Mount Saint Lawrence contains plots reserved for particular groups, including religious and diocesan graves and the Republican plot. One of the largest is the Good Shepherd Plot where 241 women who had passed through its reformatory for girls, industrial school and Magdalene asylum on Clare Street were buried. They were unmarked until a campaign resulted in the erection of markers listing by name the women interred there.
Also speaking at the launch was President of Mary Immaculate College, Prof. Michael A Hayes, who said;
“By participating in this joint research project, we are meeting the goals we set for ourselves in our Strategic Plan 2012-2016 where we aim to increase awareness of the College as integral to the community and part of the shared economic, social, cultural and civic capital.
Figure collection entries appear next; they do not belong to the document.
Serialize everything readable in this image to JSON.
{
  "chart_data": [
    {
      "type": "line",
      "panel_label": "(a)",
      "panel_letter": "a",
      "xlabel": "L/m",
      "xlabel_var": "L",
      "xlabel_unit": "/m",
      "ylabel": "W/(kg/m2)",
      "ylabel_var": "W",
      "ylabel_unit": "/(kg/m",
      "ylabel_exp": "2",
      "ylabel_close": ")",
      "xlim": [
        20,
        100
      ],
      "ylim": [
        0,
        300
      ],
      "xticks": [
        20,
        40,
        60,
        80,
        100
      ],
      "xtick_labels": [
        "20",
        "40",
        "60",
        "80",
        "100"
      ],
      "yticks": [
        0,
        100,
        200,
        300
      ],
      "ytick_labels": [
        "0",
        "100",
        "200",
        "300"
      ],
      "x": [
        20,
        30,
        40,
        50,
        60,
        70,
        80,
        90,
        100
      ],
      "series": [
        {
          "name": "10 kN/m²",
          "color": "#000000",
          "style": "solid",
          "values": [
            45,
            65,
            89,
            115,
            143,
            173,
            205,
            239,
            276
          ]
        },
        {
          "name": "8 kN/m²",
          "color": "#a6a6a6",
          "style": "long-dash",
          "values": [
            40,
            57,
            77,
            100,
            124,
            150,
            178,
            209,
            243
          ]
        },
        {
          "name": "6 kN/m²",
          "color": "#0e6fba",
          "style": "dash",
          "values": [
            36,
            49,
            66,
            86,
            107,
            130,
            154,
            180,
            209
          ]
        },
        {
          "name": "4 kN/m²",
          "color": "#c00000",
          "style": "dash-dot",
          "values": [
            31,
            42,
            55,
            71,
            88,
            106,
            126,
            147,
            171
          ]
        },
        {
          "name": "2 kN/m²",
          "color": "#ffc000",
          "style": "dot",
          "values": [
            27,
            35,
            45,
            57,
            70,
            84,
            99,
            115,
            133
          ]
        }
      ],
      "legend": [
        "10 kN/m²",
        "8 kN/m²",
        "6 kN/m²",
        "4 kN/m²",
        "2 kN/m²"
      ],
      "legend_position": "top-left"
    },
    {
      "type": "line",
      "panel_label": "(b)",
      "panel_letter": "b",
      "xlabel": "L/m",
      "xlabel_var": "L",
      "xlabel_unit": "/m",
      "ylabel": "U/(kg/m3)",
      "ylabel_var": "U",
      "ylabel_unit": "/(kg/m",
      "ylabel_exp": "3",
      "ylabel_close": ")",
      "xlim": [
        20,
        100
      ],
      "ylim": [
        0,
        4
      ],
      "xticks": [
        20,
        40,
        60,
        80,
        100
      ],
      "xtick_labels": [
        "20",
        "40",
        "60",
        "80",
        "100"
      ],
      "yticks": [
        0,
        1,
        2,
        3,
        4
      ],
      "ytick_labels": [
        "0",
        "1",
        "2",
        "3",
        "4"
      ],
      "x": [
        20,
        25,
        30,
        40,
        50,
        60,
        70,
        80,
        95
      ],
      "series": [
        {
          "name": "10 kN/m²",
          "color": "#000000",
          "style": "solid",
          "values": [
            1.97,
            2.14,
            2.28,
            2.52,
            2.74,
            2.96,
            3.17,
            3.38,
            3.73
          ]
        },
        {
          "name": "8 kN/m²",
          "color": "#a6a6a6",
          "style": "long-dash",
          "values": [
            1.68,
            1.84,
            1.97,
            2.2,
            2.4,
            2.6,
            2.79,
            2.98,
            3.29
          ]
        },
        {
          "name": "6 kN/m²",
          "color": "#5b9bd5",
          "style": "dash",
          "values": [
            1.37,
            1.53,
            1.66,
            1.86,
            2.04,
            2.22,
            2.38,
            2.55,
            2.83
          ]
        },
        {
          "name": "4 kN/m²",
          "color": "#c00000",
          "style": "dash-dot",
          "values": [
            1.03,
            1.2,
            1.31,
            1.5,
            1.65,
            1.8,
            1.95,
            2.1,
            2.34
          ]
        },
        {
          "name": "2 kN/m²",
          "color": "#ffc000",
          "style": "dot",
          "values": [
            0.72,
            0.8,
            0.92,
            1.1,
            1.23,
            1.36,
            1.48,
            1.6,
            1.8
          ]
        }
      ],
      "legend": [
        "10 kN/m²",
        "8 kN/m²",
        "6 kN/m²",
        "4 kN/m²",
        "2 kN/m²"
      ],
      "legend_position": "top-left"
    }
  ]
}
This is our second partnership with the Limerick City Archive (the first being the Ranks Mill’s project) and it is wonderful for our students from undergraduate to postdoctoral level to contribute to this research partnership and to enhance the connectivity of communities of practice locally, regionally, nationally and internationally”.
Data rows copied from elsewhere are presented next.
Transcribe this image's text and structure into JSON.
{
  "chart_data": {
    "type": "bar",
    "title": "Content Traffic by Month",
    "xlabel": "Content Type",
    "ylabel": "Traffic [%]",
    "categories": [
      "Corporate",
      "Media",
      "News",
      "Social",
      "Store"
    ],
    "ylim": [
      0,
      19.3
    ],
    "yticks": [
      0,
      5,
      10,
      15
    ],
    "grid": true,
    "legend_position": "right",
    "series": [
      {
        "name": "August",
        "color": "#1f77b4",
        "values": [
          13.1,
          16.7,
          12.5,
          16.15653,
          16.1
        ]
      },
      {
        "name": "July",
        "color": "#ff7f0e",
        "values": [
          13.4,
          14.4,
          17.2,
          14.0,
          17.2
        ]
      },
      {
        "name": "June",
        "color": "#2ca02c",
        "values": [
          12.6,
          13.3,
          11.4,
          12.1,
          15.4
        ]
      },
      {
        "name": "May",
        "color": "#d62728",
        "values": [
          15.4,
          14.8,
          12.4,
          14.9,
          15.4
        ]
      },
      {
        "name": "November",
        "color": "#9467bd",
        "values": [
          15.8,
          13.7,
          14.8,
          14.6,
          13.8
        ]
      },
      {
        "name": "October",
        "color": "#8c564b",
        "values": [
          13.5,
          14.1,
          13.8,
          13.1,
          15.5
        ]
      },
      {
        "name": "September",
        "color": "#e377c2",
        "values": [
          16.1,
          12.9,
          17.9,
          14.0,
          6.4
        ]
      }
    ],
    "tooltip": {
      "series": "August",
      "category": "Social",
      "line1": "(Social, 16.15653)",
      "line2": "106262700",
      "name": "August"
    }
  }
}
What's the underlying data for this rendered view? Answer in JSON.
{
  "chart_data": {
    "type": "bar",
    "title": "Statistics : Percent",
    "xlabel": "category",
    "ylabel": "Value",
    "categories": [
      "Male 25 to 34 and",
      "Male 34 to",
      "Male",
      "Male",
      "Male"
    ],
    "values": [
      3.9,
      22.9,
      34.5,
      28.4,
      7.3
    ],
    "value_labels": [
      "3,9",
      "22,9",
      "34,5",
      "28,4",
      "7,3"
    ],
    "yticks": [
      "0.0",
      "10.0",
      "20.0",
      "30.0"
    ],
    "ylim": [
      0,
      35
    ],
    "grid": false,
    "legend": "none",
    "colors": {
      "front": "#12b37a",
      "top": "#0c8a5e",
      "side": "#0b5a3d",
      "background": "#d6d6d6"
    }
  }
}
Commenting on the newly launched online database of burials at the cemetery, Jacqui Hayes, Limerick City Archivist, Limerick City Council, said:
“The records contain the names, addresses at time of death, ages, position of the grave and dates of death of all those buried in the cemetery. This information makes them an invaluable resource for those conducting genealogical research on the Limerick area. The records also offer a unique tool for those conducting research into the social history of Limerick and mortality rates for all ages in Limerick City and its environs for over a century and a half.”
Meanwhile, work is presently underway to develop a publicly-available online map of all burial plots at Mount St. Lawrence Cemetery. Students and academics from the Geography and History Departments of Mary Immaculate College are working together with Limerick City Archives on the project.
The online, searchable database may be viewed at www.limerick.ie/cityarchives.
Pictured at the recent launch of the Mount St. Laurence register on-line database were Jacqui Hayes, Limerick City Archivist Limerick City Archives, John Hayes, Cemeteries, Dr Maura Cronin Department of History Mary Immaculate College and Flan Haskett, Cemeteries Supervisor at Mount St. Lawrence Cemetery.